To investigate the respective contributions of Ebf3 and Ebf1 in HSC maintenance and osteoblast differentiation, the investigators studied the skeletal and hematopoietic phenotypes of adult CAR/LepR+ cell-specific Ebf1−/−;Ebf3+/− and Ebf1−/+;Ebf3−/− mice. A severe reduction of HSC progenitors in the marrow resulted in extramedullary hematopoiesis and a marked increase in trabecular bone mass. This was due to increased osteoblast numbers without changes in osteoclasts, which was observed in Ebf1−/+;Ebf3−/− mice but not in Ebf1−/−;Ebf3+/− mice at 34 wk of age. CAR cells from CAR/LepR+ cell-specific Ebf1−/+;Ebf3−/− mice, but not Ebf1−/−;Ebf3+/− mice, had higher expression of osteoblast markers. Therefore, the activity of one functional Ebf3 allele is sufficient to maintain marrow spaces and HSCs and suppress osteoblastogenesis, whereas one Ebf1 allele is not. Finally, overexpression of Ebf1 and Ebf3 in sorted CAR cells increased expression of Cxcl12 and Scf and decreased their osteogenic potential in culture. This effect was dependent on the DNA-binding domain of Ebf3.
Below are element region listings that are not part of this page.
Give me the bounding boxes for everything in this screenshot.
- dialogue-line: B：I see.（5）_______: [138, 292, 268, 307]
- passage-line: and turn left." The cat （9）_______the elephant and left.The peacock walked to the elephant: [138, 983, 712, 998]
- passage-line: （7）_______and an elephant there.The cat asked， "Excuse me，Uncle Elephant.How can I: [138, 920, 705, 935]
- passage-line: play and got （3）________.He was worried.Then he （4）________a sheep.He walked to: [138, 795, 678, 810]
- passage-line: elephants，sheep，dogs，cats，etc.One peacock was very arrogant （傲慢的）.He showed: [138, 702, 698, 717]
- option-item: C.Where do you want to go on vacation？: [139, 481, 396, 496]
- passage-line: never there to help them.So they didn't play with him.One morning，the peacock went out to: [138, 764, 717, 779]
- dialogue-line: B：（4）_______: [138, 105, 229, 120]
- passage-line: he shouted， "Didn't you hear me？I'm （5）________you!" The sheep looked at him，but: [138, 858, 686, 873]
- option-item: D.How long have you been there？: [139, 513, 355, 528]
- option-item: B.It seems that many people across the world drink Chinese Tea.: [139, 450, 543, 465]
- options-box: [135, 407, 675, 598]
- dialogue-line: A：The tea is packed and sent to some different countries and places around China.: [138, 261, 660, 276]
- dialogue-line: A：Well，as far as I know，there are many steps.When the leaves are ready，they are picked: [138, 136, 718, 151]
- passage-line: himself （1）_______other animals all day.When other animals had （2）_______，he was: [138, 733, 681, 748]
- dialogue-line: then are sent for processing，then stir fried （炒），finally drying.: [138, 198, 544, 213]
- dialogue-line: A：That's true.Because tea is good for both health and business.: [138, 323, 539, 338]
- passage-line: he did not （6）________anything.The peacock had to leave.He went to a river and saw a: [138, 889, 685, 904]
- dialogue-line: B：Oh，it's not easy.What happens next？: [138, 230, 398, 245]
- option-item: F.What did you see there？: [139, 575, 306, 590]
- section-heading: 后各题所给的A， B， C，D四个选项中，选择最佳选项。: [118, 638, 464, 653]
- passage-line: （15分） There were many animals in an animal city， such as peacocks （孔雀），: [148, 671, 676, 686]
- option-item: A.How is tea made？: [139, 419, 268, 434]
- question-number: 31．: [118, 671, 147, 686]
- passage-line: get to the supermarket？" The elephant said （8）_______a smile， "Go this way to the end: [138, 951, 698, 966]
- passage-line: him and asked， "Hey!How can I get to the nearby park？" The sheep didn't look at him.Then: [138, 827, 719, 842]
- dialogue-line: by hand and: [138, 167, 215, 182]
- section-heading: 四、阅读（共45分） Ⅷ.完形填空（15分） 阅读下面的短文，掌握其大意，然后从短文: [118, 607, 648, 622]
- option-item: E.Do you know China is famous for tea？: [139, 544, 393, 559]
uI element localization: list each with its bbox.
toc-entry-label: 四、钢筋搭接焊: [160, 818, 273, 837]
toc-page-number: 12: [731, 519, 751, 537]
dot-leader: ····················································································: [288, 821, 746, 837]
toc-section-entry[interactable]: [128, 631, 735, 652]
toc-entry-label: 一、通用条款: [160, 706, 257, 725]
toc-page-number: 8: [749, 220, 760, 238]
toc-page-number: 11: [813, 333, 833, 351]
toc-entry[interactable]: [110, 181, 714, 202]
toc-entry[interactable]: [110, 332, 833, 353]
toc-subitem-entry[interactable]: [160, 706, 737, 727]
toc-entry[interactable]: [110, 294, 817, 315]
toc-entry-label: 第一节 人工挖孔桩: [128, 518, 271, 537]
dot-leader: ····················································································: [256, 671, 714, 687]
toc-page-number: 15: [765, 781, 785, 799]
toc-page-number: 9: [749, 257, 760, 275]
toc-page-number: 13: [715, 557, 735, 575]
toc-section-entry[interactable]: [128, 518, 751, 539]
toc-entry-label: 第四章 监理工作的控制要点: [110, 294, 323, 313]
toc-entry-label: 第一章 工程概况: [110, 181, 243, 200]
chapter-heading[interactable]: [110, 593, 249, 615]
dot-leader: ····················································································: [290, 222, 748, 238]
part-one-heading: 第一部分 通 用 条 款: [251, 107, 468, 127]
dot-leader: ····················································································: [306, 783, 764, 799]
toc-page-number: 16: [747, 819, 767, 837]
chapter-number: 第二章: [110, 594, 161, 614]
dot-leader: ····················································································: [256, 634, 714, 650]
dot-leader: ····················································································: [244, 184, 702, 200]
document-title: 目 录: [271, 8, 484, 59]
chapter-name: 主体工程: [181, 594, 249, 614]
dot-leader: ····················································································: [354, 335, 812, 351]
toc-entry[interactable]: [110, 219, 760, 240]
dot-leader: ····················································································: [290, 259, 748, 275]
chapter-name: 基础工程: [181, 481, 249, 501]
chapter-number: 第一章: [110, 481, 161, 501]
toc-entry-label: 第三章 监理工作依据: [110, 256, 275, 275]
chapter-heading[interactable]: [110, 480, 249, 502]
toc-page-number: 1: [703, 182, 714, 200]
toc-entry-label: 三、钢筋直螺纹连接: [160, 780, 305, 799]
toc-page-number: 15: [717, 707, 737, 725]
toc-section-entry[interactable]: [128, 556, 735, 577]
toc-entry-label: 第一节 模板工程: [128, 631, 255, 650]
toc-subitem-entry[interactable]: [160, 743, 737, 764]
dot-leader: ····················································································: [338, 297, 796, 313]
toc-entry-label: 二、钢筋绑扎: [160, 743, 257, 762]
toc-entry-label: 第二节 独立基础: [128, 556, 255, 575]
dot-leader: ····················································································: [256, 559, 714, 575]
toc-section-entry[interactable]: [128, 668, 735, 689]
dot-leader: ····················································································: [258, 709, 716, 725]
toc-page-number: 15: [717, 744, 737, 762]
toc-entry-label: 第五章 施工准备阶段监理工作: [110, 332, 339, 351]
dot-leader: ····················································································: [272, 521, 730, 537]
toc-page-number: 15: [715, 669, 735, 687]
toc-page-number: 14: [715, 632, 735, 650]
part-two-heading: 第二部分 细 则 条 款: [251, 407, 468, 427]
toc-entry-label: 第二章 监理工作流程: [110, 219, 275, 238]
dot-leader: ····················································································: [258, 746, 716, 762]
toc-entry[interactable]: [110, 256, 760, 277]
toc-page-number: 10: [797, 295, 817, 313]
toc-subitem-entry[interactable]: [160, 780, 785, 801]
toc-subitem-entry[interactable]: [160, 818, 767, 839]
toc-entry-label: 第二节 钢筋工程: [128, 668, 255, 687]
In conclusion, this study identifies Ebf3 as the molecular trigger that acts in both a cell-autonomous and a cell-nonautonomous manner in CAR/LepR+ cells—to suppress their differentiation to the osteoblast lineage so as to maintain their HSC-supporting function (Fig. 1). The precise characteristics of the osteolineage cells responsible for HSC support are of great interest, since they could be used to predict whether therapeutic strategies that regulate osteoblastic commitment could also be exploited to enhance the formation of HSC niches from nonniche cells.

Figure 1.

CAR/LepR+ cells are MSCs surrounding sinusoids and/or near the endosteum. They express high levels of the chemokine Cxcl12, a key HSC niche factor that, together with Scf, regulates HSC maintenance and retention in the bone marrow niche. The osteogenic and adipogenic differentiation potentials of CAR/LepR+ cells are inhibited by the expression of the transcription factors Ebf1/3, ensuring that these specialized MSCs remain undifferentiated and allowing for marrow cavity maintenance by controlling Cxcl12 and Scf expression as well physically preserving the HSC niche.